There was a similar requirement for a "relation map" file, but it was removed in 16.

Contrast with other RDBMSs

As far as I know (corrections welcome), commercial RDBMSs do not attempt to protect against torn writes on single node databases in software, other than detecting them, because:

  • they were developed for high-end storage that would make guarantees about power-loss atomicity (battery backed controller cards, uninterruptible power supply, etc),
  • they might have page recovery strategies involving asking a peer node

In contrast, open source RBDMSs like PostgreSQL and MySQL historically ran on a wide range of hardware, including unreliable consumer equipment, and often without battery protection. Therefore, torn writes were a real phenomenon that could create an unrecoverable database and had to be solved.

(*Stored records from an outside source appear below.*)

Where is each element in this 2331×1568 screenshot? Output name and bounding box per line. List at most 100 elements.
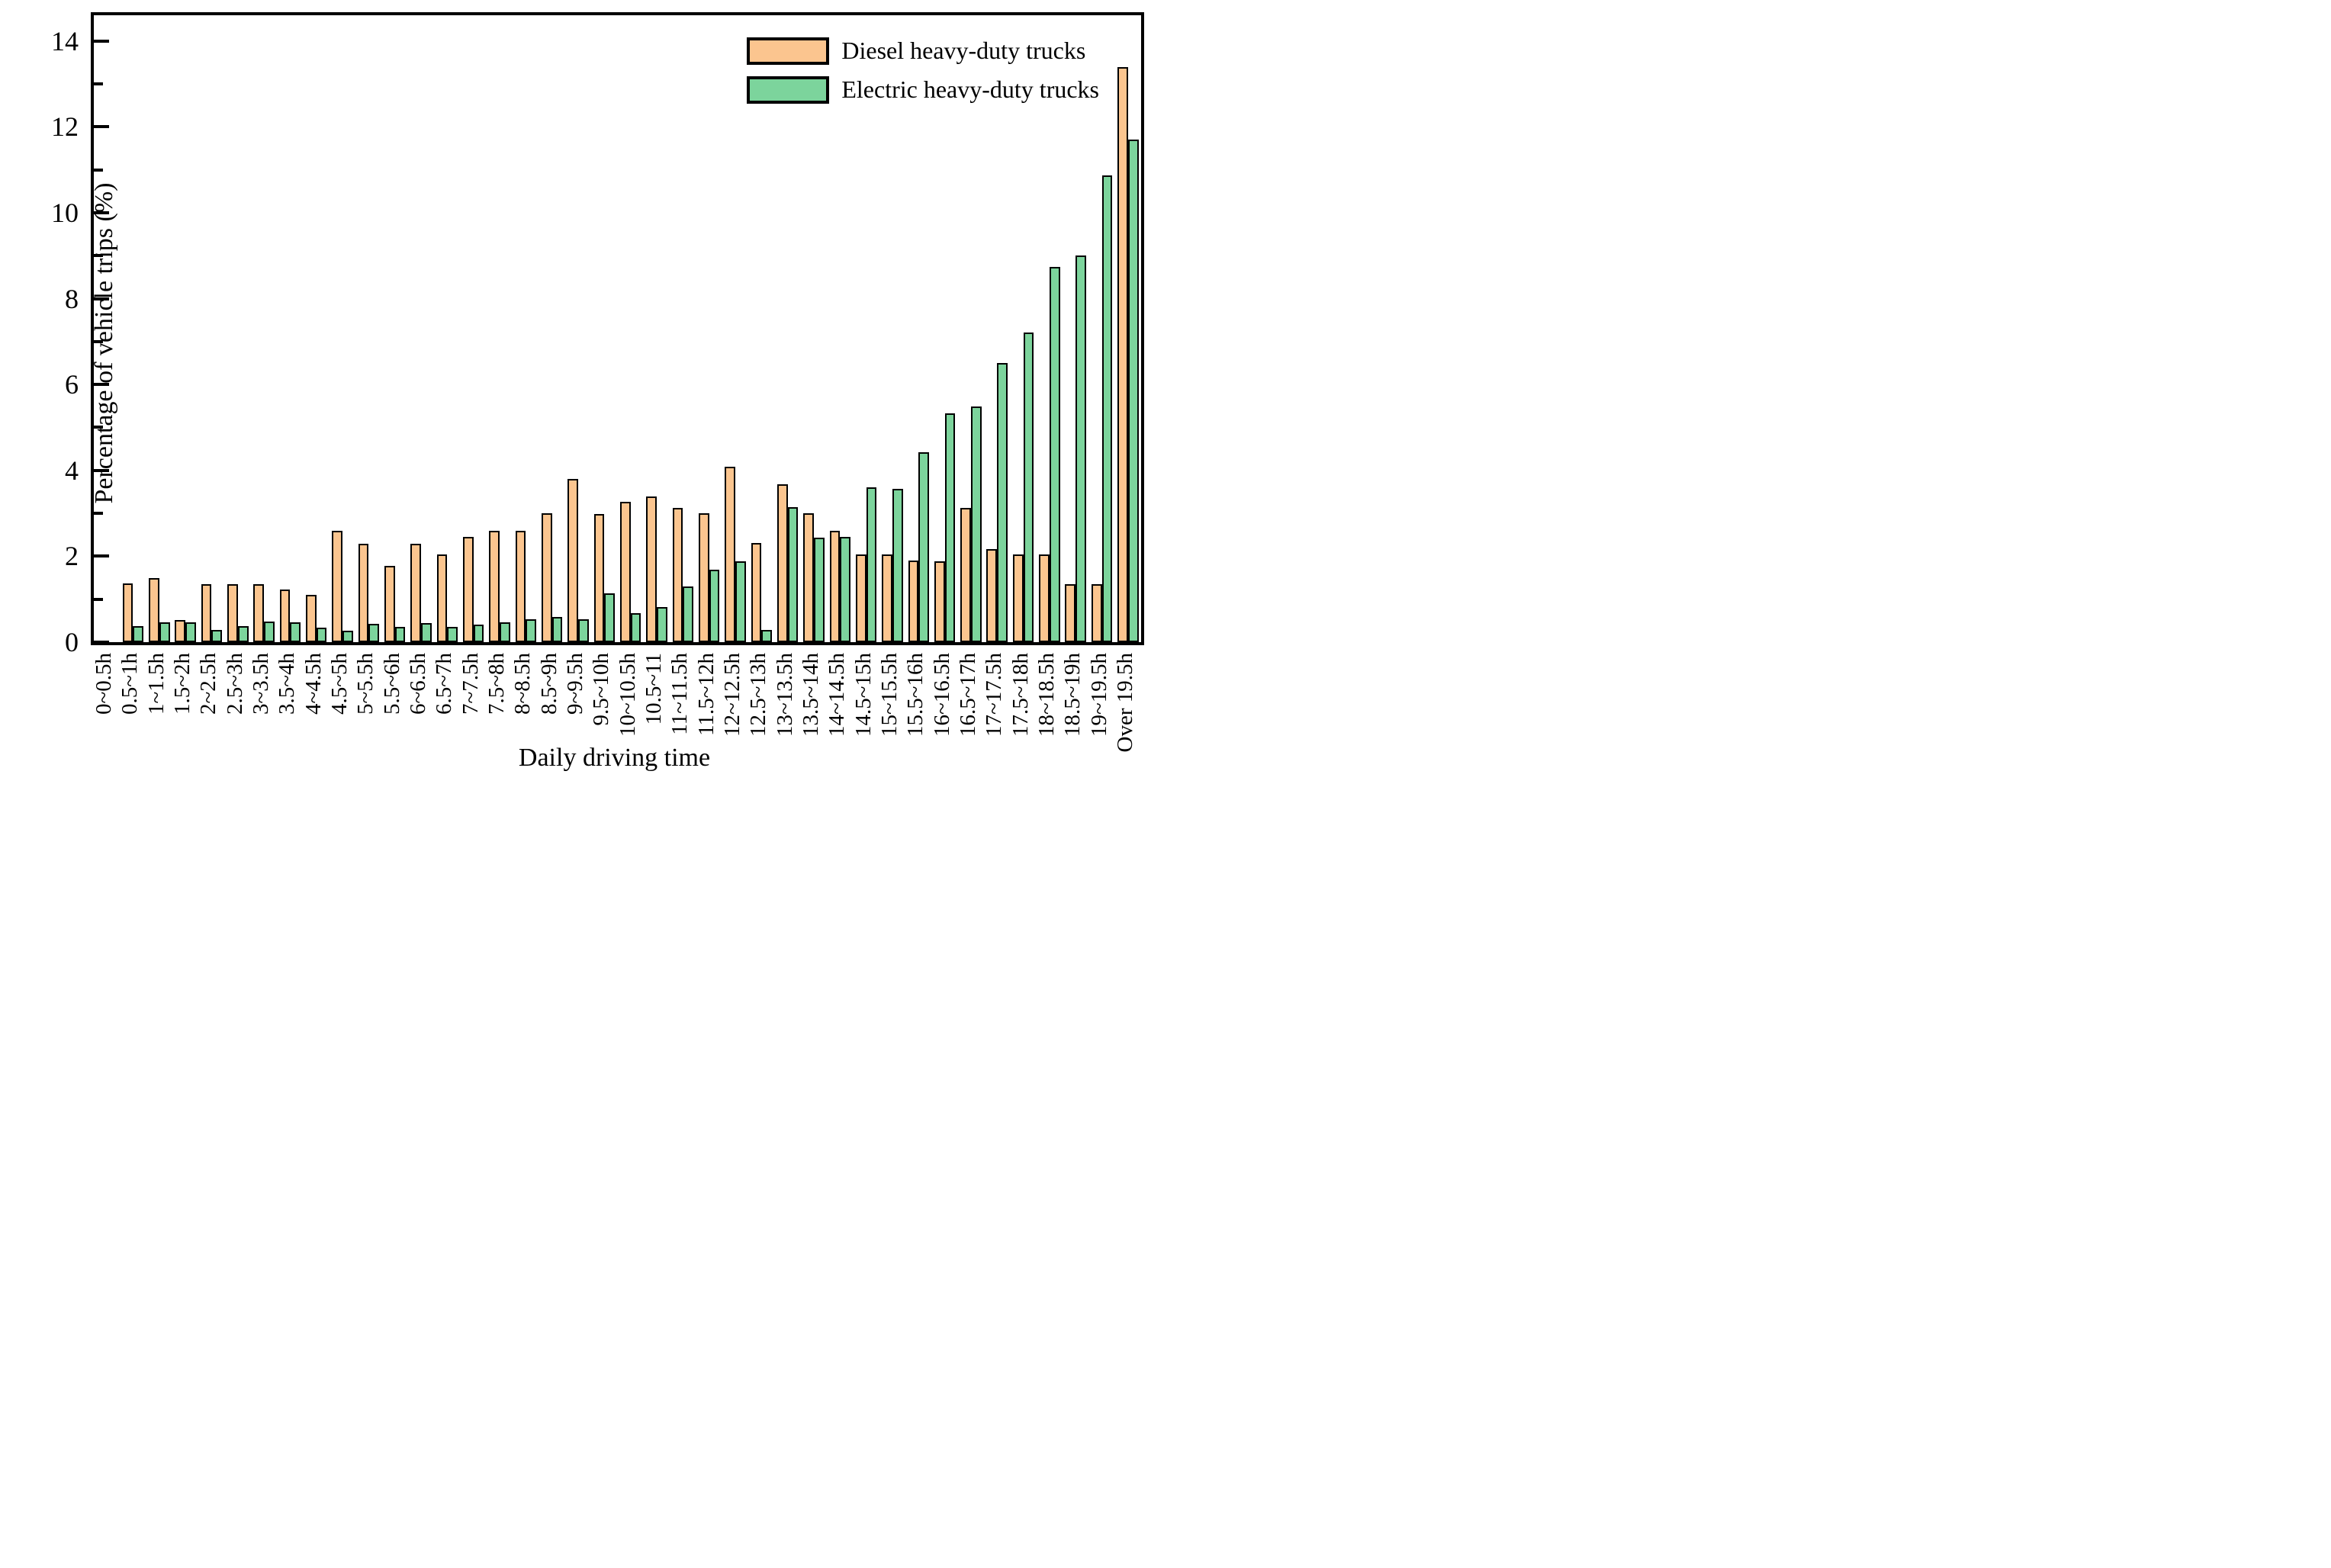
y-tick-minor — [94, 597, 103, 601]
x-category-label: 11.5~12h — [693, 653, 719, 736]
x-category-label: 2.5~3h — [222, 653, 247, 715]
x-category-label: 19~19.5h — [1086, 653, 1111, 737]
x-category-label: 7.5~8h — [484, 653, 510, 715]
legend-label-diesel: Diesel heavy-duty trucks — [841, 37, 1086, 64]
bar-electric-5~5.5h — [368, 623, 380, 642]
x-category-label: 5~5.5h — [353, 653, 378, 715]
bar-electric-14.5~15h — [866, 487, 877, 642]
y-tick-major — [94, 554, 109, 558]
bar-electric-14~14.5h — [840, 537, 850, 642]
bar-diesel-16~16.5h — [934, 561, 945, 642]
y-tick-label: 10 — [51, 197, 79, 228]
bar-electric-18.5~19h — [1075, 255, 1086, 642]
x-category-label: 9.5~10h — [589, 653, 614, 726]
x-category-label: 6.5~7h — [432, 653, 457, 715]
y-tick-major — [94, 39, 109, 43]
bar-electric-12.5~13h — [761, 630, 772, 642]
x-category-label: 18.5~19h — [1060, 653, 1085, 737]
bar-electric-11~11.5h — [683, 586, 694, 642]
x-category-label: 16.5~17h — [955, 653, 980, 737]
bar-electric-19~19.5h — [1101, 175, 1113, 642]
y-tick-label: 2 — [65, 541, 79, 572]
x-category-label: 10.5~11 — [641, 653, 666, 725]
y-tick-label: 12 — [51, 111, 79, 143]
y-tick-label: 0 — [65, 627, 79, 657]
bar-diesel-19~19.5h — [1091, 584, 1102, 642]
bar-electric-2~2.5h — [211, 629, 223, 642]
bar-diesel-14~14.5h — [829, 531, 841, 642]
bar-diesel-10.5~11 — [646, 496, 657, 642]
bar-diesel-16.5~17h — [960, 507, 971, 642]
x-category-label: 5.5~6h — [379, 653, 404, 715]
bar-electric-15~15.5h — [892, 489, 903, 642]
bar-electric-7.5~8h — [500, 622, 510, 642]
bar-electric-16~16.5h — [944, 413, 956, 642]
x-category-label: 13.5~14h — [798, 653, 823, 737]
legend: Diesel heavy-duty trucks Electric heavy-… — [747, 37, 1099, 104]
bar-electric-7~7.5h — [473, 624, 484, 642]
x-category-label: 12~12.5h — [719, 653, 744, 737]
x-category-label: 11~11.5h — [667, 653, 693, 735]
bar-electric-13.5~14h — [813, 538, 825, 642]
bar-diesel-18~18.5h — [1039, 554, 1050, 642]
bar-diesel-3~3.5h — [253, 584, 265, 642]
bar-diesel-3.5~4h — [279, 590, 291, 642]
bar-diesel-15~15.5h — [882, 554, 892, 642]
plot-area: Percentage of vehicle trips (%) 0 2 4 6 8 10 1… — [51, 12, 1144, 656]
x-category-label: 9~9.5h — [563, 653, 587, 715]
y-tick-label: 4 — [65, 455, 79, 486]
bar-diesel-4~4.5h — [306, 595, 317, 642]
y-tick-label: 8 — [65, 283, 79, 314]
bar-electric-4.5~5h — [342, 630, 353, 642]
bar-diesel-6.5~7h — [436, 554, 448, 642]
y-axis-title: Percentage of vehicle trips (%) — [90, 182, 118, 504]
x-category-label: 3~3.5h — [249, 653, 274, 715]
bar-diesel-1~1.5h — [149, 577, 159, 642]
x-category-label: 2~2.5h — [196, 653, 221, 715]
bar-diesel-9~9.5h — [567, 479, 578, 642]
y-tick-minor — [94, 339, 103, 343]
bar-electric-4~4.5h — [316, 628, 327, 642]
bar-electric-1~1.5h — [159, 622, 170, 642]
x-category-label: 0~0.5h — [92, 653, 117, 715]
bar-diesel-5.5~6h — [384, 566, 395, 642]
bar-diesel-15.5~16h — [908, 561, 919, 642]
bar-diesel-13~13.5h — [776, 484, 788, 642]
x-category-label: 17~17.5h — [982, 653, 1007, 737]
x-category-label: 15~15.5h — [876, 653, 902, 737]
bar-electric-13~13.5h — [787, 506, 799, 642]
bar-diesel-1.5~2h — [175, 619, 186, 642]
bar-electric-17.5~18h — [1023, 333, 1034, 642]
legend-item-electric: Electric heavy-duty trucks — [747, 76, 1099, 104]
bar-electric-18~18.5h — [1049, 266, 1060, 642]
bar-diesel-17~17.5h — [986, 549, 998, 642]
x-category-label: 1~1.5h — [143, 653, 169, 715]
bar-diesel-12.5~13h — [751, 542, 762, 642]
x-category-label: 15.5~16h — [903, 653, 928, 737]
bar-diesel-7~7.5h — [462, 537, 474, 642]
bar-electric-3.5~4h — [290, 622, 301, 642]
x-category-label: 10~10.5h — [615, 653, 640, 737]
x-category-label: 4~4.5h — [301, 653, 326, 715]
bar-diesel-7.5~8h — [489, 531, 500, 642]
bar-diesel-8.5~9h — [541, 513, 552, 642]
bar-electric-9~9.5h — [578, 619, 589, 642]
bar-diesel-4.5~5h — [332, 531, 343, 642]
bar-electric-10~10.5h — [630, 613, 641, 642]
y-tick-major — [94, 210, 109, 214]
bar-electric-16.5~17h — [970, 406, 982, 642]
bar-electric-9.5~10h — [604, 593, 616, 642]
y-tick-major — [94, 125, 109, 129]
bar-diesel-12~12.5h — [725, 467, 735, 642]
bar-diesel-6~6.5h — [410, 543, 422, 642]
bar-electric-11.5~12h — [709, 569, 720, 642]
x-category-label: 14.5~15h — [850, 653, 876, 737]
legend-item-diesel: Diesel heavy-duty trucks — [747, 37, 1099, 65]
y-tick-minor — [94, 512, 103, 516]
y-tick-minor — [94, 426, 103, 429]
y-tick-minor — [94, 168, 103, 172]
bar-electric-2.5~3h — [237, 626, 249, 642]
bar-diesel-0.5~1h — [122, 583, 133, 642]
bar-electric-10.5~11 — [656, 606, 667, 642]
bar-electric-Over 19.5h — [1127, 140, 1139, 642]
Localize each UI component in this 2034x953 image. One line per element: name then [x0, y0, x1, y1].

Briefly: The MySQL/InnoDB solution has in common that writes data pages out twice with a synchronisation barrier in between. That's relying on the same observation that both copies can't be torn, but differs significantly in the choice of when and where to do it. Instead of dumping page images into the WAL sometimes, it writes a copy of all dirty pages out to a double-write file before writing to the main data files. This moves the problem to the background, getting it out of the path of transactions, but also has to do it for all writes, not just after checkpoints.